Performance of different adaptation methods on GPT-3 175B. Metric: logical form validation accuracy on WikiSQL, validation accuracy on MultiNLI-matched, and Rouge-1/2/L on SAMSum.

Is LoRA Robust Against Number of Trainable Parameters?

lora-robust

GPT-3 175B validation accuracy vs. number of trainable parameters of several adaptation methods on WikiSQL and MNLI-matched. LoRA exhibits better scalability and task performance.

Ablation study: effect on adapting different types of attention weight matrices in a Transformer.

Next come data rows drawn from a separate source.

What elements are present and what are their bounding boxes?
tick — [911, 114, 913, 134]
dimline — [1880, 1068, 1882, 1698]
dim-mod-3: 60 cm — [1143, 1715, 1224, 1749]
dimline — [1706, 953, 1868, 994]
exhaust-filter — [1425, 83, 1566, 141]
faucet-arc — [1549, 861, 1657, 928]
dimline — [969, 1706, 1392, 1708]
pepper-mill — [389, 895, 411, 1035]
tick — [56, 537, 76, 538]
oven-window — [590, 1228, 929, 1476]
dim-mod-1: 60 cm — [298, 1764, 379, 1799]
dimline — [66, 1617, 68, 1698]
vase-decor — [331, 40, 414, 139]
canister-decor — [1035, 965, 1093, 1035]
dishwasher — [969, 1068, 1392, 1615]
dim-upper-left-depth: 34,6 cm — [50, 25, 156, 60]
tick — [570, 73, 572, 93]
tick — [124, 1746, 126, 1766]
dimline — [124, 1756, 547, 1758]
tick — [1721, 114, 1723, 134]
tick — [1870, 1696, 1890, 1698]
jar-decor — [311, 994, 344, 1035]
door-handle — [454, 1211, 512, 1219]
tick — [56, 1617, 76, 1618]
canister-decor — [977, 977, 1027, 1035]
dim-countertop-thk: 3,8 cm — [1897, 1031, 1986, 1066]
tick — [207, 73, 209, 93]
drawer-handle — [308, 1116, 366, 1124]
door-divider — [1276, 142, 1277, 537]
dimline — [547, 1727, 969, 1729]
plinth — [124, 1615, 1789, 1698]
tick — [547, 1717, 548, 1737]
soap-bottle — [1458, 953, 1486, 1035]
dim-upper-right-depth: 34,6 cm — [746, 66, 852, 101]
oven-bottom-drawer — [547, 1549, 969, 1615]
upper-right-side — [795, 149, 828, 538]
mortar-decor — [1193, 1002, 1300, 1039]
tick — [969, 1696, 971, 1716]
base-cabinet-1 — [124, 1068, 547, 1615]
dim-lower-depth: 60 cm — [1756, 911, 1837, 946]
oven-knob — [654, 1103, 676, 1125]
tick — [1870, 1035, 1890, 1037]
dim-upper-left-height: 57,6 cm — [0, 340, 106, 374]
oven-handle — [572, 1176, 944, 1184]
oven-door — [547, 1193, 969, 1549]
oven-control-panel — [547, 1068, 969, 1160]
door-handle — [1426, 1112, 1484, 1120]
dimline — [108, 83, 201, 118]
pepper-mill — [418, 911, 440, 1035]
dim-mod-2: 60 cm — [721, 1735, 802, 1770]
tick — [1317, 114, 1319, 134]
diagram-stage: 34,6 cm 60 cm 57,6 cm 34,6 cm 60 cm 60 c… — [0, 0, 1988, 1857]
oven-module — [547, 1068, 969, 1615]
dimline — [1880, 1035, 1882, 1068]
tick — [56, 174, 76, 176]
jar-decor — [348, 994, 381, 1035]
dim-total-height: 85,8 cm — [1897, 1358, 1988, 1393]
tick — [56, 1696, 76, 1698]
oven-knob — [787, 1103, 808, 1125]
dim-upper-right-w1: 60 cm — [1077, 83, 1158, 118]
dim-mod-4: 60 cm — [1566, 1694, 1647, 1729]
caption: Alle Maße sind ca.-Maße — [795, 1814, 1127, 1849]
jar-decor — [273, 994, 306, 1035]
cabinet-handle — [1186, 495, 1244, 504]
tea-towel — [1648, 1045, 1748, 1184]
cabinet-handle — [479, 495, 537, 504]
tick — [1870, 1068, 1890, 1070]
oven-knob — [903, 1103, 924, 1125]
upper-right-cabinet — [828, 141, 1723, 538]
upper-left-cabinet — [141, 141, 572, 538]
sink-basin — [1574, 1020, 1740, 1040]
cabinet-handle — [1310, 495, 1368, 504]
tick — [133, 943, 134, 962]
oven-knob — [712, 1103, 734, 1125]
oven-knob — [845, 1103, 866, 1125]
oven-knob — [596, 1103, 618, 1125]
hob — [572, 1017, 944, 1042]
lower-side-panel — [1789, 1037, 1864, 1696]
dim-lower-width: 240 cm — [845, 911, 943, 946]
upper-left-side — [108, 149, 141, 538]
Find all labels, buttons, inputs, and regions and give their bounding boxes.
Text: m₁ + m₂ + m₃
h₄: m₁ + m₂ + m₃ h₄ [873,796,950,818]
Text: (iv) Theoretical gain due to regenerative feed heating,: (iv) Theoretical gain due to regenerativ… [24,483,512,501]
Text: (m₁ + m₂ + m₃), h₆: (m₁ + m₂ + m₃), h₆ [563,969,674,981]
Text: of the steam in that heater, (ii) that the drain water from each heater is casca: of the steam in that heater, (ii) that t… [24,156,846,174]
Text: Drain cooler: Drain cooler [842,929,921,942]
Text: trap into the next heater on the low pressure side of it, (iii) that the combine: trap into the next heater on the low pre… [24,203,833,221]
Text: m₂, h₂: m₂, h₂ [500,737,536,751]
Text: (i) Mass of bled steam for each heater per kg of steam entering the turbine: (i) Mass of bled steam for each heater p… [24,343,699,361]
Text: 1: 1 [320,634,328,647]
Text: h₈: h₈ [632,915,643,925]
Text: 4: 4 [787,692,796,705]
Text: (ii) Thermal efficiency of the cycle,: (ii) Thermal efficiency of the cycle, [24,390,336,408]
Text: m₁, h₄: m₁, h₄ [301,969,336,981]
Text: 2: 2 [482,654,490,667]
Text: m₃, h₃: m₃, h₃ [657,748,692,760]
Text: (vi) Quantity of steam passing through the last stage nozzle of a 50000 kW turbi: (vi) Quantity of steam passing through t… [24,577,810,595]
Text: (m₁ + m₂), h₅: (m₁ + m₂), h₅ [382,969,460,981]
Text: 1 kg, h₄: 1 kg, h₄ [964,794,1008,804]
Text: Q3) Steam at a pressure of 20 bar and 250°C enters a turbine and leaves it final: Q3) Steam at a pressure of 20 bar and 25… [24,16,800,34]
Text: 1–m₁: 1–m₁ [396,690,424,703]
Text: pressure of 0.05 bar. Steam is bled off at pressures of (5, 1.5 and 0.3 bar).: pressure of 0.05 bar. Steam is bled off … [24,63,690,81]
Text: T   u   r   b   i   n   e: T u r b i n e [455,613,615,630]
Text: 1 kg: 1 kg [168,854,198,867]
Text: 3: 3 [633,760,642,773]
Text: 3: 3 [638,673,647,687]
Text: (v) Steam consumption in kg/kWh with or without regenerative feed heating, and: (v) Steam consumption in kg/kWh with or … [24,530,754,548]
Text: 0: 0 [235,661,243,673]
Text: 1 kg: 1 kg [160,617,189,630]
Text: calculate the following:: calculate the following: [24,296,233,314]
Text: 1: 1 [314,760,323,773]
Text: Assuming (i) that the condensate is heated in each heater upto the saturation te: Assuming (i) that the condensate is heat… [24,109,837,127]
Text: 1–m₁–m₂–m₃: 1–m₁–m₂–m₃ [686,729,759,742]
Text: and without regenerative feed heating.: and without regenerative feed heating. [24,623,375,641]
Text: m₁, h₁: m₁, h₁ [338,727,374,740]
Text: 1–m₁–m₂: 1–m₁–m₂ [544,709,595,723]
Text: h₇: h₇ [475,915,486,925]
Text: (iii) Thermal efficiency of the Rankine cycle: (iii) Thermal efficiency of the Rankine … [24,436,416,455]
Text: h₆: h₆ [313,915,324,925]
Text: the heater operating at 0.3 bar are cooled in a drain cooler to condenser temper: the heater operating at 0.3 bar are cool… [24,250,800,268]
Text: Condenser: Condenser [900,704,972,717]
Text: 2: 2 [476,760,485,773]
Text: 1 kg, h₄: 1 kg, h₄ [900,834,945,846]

Which Weight Matrix in Transformer Should We Apply LoRA To?

lora-which-matrix

Validation accuracy on WikiSQL and MultiNLI after applying LoRA to different types of attention weights in GPT-3, given the same number of trainable parameters. Adapting both $W_q$ and $W_v$ gives the best performance overall.

What is the Optimal Rank $r$ for LoRA?

lora-what-rank

Validation accuracy on WikiSQL and MultiNLI with different rank $r$. To our surprise, a rank as small as one suffices for adapting both Wq and $W_v$ on these datasets while training Wq alone needs a larger $r$. We conduct a similar experiment on GPT-2.